Postby Kival » Mon Apr 23, 2012 3:39 pm

BrianD wrote:
shadowninja wrote:It's not unbalanced, look the passive value rules, when a specialization apply to the roll, add 1 for each 1B possessed (pag 52). Using Free Attack, you can apply specialization too, using the same rules. Why not use the same to Combat Defense?

That said, Combat Defense isn't a passive test result, it's the sum of three abilities.
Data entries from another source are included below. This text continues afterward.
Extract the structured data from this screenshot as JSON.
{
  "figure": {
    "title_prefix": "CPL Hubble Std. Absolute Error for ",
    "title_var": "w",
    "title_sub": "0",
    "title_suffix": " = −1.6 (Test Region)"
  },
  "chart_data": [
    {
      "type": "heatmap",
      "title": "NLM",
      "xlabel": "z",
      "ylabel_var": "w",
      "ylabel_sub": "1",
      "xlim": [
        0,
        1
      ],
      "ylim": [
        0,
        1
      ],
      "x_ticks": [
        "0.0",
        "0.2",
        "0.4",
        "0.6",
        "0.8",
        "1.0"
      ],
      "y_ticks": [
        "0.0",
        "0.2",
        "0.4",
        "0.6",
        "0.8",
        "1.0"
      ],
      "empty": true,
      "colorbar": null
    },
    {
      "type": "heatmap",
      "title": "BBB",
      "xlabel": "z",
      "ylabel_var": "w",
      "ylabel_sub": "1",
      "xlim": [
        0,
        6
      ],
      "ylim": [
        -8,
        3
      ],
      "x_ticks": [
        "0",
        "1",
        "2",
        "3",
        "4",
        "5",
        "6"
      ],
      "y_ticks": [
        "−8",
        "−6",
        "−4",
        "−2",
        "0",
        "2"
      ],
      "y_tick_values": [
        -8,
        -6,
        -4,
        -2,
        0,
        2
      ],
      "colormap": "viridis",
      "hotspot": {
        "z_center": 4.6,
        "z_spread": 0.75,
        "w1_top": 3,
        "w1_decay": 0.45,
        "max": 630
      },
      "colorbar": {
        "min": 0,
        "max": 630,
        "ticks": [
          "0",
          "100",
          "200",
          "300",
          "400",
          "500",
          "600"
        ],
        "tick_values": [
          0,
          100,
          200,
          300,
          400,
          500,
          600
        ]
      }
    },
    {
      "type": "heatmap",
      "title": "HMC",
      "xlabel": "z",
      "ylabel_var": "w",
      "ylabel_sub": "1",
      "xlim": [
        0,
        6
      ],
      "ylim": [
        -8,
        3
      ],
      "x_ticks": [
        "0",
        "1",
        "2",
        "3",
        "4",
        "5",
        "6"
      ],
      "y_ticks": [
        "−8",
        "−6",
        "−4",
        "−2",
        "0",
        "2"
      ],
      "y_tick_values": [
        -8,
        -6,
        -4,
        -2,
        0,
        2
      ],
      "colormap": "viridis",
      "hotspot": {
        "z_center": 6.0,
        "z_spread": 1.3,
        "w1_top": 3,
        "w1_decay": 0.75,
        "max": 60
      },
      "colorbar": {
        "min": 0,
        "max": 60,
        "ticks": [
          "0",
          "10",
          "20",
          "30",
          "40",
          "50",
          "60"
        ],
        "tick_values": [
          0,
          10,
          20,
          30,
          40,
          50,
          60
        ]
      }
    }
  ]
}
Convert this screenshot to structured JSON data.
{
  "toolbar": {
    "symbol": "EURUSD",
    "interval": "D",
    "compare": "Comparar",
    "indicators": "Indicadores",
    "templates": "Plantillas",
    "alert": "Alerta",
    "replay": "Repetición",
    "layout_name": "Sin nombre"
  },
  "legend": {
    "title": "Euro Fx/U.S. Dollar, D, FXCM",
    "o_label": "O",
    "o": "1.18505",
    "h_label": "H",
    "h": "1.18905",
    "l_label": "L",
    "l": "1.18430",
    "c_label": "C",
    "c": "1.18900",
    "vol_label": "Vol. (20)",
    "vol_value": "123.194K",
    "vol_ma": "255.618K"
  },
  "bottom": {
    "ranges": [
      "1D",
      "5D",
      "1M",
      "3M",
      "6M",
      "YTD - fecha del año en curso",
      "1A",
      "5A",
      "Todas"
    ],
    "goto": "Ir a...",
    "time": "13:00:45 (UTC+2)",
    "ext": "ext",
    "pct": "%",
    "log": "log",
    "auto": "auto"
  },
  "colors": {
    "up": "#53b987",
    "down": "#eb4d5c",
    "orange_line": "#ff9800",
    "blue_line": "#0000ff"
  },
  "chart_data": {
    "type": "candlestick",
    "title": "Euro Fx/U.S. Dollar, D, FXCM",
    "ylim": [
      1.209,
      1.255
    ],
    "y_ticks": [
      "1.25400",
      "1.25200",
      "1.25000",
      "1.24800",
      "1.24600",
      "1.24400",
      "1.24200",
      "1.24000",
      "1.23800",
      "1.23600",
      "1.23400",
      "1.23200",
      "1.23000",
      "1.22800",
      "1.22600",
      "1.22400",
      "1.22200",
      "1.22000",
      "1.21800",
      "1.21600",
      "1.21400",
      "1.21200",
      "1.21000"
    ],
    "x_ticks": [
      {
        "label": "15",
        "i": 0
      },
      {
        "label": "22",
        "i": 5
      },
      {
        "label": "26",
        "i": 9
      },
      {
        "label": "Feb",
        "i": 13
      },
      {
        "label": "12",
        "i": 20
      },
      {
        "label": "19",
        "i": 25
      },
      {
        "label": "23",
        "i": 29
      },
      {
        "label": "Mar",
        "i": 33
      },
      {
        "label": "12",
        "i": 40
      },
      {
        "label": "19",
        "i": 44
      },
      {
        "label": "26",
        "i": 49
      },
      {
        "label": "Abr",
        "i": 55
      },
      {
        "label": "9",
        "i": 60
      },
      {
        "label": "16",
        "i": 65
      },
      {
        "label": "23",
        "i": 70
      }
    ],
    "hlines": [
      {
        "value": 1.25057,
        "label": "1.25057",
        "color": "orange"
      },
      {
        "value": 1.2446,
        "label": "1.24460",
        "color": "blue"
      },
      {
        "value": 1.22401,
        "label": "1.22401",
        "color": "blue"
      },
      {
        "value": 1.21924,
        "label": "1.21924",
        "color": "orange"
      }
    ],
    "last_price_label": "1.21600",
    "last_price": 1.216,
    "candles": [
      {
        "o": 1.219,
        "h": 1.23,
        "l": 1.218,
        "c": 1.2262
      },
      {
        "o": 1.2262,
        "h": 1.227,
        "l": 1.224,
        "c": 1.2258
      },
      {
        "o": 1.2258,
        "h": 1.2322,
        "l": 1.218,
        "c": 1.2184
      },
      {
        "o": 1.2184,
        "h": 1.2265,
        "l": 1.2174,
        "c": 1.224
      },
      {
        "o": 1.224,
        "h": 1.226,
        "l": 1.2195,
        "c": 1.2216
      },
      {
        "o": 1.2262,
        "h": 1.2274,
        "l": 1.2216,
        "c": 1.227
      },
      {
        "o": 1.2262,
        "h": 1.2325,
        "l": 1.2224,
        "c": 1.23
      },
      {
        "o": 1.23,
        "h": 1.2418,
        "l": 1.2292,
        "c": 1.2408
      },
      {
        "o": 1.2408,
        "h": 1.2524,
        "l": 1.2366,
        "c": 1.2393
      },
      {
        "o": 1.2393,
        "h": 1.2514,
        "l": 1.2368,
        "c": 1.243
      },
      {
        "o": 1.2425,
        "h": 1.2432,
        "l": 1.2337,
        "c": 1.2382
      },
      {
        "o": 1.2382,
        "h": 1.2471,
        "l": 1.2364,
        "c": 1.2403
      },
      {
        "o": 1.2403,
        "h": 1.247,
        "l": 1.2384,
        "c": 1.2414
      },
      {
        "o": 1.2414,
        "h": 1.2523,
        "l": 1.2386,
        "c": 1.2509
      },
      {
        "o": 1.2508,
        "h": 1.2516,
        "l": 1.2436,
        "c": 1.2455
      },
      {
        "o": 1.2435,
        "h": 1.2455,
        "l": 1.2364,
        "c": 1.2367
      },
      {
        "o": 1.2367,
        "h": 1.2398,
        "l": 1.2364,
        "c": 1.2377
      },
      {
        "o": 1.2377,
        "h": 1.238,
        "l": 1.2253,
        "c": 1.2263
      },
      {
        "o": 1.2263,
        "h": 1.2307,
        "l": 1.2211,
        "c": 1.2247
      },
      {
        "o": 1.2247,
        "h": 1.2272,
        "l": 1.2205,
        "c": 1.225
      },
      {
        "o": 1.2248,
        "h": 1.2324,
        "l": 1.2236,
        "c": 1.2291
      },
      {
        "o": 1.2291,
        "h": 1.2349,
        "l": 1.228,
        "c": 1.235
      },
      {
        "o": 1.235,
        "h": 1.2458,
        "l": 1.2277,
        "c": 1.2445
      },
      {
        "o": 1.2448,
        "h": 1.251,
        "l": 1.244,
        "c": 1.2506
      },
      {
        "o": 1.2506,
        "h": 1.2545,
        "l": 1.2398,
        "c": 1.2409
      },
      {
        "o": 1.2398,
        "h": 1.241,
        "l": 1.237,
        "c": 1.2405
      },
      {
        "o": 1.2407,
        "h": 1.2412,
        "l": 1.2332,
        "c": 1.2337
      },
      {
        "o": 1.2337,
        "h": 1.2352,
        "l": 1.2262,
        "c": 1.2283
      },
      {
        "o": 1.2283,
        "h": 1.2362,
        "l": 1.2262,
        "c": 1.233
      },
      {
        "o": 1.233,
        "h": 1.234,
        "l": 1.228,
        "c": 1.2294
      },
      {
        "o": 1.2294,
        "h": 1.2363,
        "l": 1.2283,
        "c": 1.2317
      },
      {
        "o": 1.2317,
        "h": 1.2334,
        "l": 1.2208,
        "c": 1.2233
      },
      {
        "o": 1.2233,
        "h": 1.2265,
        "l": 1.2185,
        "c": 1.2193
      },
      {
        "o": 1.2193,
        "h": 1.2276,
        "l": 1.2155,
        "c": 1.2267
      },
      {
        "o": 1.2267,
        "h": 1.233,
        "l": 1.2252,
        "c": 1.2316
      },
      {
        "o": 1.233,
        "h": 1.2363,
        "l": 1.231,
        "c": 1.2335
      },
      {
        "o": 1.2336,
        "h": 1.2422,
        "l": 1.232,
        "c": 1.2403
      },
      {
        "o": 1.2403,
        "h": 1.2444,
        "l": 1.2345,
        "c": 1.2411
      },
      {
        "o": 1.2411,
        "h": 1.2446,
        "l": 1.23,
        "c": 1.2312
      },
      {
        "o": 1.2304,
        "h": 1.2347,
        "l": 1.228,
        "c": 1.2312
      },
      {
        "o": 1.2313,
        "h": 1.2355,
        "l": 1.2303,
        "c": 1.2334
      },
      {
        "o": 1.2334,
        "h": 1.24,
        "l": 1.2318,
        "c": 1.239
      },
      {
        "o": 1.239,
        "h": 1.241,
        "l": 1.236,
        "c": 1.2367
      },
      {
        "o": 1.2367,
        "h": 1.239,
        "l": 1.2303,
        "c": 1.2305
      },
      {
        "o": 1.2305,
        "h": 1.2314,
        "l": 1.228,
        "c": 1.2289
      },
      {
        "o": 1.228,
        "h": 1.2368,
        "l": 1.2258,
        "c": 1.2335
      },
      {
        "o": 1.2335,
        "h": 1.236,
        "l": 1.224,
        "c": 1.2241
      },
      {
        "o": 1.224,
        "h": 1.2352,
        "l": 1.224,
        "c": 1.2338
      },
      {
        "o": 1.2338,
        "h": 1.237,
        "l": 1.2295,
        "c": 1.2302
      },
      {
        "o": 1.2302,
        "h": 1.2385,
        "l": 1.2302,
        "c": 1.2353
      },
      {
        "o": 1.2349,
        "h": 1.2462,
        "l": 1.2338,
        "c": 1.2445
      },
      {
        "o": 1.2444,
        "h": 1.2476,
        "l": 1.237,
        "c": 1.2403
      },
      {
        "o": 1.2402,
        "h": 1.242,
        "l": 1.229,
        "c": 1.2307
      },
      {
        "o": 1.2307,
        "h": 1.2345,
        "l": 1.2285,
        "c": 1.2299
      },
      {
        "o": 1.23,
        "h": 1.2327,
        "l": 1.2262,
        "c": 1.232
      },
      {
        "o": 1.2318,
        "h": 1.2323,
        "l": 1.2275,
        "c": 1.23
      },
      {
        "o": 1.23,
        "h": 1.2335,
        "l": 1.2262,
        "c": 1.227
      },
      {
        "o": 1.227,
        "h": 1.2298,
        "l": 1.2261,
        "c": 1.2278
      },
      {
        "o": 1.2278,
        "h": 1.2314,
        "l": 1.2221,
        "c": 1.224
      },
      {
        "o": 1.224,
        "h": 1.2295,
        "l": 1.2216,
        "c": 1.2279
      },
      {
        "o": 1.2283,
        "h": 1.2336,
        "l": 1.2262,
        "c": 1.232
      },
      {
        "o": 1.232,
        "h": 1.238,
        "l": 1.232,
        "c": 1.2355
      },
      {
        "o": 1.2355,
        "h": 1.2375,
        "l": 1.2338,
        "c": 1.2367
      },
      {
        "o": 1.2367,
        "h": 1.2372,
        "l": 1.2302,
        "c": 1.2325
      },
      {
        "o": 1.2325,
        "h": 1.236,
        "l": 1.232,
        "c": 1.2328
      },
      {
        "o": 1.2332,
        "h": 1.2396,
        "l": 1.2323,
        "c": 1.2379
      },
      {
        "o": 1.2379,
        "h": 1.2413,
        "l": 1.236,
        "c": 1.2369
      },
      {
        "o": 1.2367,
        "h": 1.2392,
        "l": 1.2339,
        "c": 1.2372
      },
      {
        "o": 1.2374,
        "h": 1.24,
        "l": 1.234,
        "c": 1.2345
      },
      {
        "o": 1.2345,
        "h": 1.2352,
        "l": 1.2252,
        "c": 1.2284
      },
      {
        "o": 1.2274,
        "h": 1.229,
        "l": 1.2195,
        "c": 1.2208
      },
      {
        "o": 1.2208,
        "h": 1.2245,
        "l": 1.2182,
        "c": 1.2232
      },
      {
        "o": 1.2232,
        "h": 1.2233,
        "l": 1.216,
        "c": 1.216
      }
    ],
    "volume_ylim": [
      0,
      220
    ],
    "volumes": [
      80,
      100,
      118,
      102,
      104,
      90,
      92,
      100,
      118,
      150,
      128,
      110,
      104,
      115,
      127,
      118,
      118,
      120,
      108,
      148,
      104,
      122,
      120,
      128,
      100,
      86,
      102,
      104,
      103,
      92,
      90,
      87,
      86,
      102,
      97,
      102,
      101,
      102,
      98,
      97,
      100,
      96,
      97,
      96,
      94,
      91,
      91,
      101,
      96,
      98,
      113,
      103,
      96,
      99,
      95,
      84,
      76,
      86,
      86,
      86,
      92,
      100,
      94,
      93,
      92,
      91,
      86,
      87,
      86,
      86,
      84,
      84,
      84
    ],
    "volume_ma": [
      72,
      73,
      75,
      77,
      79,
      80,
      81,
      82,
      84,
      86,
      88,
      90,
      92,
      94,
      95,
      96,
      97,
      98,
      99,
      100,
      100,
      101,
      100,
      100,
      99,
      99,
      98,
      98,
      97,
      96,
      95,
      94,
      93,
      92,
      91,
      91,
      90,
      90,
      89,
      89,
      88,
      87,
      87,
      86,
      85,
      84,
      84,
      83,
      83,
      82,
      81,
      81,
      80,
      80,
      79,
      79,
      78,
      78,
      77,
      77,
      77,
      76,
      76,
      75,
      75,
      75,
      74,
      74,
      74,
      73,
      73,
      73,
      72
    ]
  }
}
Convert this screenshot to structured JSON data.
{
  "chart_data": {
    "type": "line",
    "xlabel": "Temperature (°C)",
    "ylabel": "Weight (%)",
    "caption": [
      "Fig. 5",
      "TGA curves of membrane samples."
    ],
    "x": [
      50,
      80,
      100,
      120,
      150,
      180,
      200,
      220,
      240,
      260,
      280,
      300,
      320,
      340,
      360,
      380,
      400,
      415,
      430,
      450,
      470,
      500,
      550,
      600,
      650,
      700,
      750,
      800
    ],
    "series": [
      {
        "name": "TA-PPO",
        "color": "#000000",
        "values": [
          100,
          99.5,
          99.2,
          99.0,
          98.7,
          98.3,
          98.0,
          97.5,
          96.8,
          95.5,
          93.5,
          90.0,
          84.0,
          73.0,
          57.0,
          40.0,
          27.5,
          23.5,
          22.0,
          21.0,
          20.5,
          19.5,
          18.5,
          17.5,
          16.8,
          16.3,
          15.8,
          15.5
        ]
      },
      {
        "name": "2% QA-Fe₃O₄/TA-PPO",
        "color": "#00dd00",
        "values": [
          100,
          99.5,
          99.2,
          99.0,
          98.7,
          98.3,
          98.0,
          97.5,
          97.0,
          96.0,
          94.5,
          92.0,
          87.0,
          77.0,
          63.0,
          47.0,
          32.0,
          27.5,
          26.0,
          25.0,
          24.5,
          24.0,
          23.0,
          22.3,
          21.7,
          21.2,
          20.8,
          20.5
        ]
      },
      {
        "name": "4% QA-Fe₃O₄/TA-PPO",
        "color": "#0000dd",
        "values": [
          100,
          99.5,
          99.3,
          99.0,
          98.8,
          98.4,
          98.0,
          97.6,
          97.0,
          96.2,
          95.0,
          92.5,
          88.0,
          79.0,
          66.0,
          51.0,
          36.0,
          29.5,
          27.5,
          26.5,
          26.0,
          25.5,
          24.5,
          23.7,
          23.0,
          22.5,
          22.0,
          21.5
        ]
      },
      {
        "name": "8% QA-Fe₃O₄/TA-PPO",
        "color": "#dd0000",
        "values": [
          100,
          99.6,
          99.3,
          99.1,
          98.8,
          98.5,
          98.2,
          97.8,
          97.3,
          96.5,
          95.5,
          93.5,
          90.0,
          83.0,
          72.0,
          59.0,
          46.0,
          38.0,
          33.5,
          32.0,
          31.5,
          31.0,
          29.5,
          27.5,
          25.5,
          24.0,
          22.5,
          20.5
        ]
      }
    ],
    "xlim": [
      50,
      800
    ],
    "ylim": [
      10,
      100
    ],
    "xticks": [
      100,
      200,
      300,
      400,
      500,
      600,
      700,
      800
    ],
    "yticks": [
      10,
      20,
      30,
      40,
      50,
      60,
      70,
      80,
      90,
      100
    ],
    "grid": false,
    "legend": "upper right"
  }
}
Having Agility 4 and Agility 3 (Dodge 1B) provide the same bonus to CD doesn't really make sense to me when the passive results of those two stats would be 16 and 13 respectively, especially considering raising Agility after character creation costs you 30 XP and raising your Dodge specialty only costs you 10 for the same +1 boost to CD.

The gap between passive test results and the two defense scores is actually one of the few big things that bug me about the SIFRP system. For example, to get a passive Awareness result of 12 requires only 10 XP; to get a Combat Defense of 12 requires an investiture of 120 XP. The problem is that both the Stealth and Fighting abilities are pretty much exclusively tested against those two values, and they require the same amount of XP to improve. Essentially, your returns on investing in Fighting are way higher - putting 100 XP into Fighting 6 gives you a cool 99% chance of hitting someone who invested 20 more XP than you towards boosting their CD stats, whereas putting 100 XP into Stealth 6 earns you a measly 28% success rate against someone who spent the same 100 XP on Awareness 6. Something's just always seemed off to me about that.


Just reduce passive defense to 3*skill (and perhaps compensate with 2 times for boni dice); it's a big mistake to give the passive ability better averages then when actively rolling.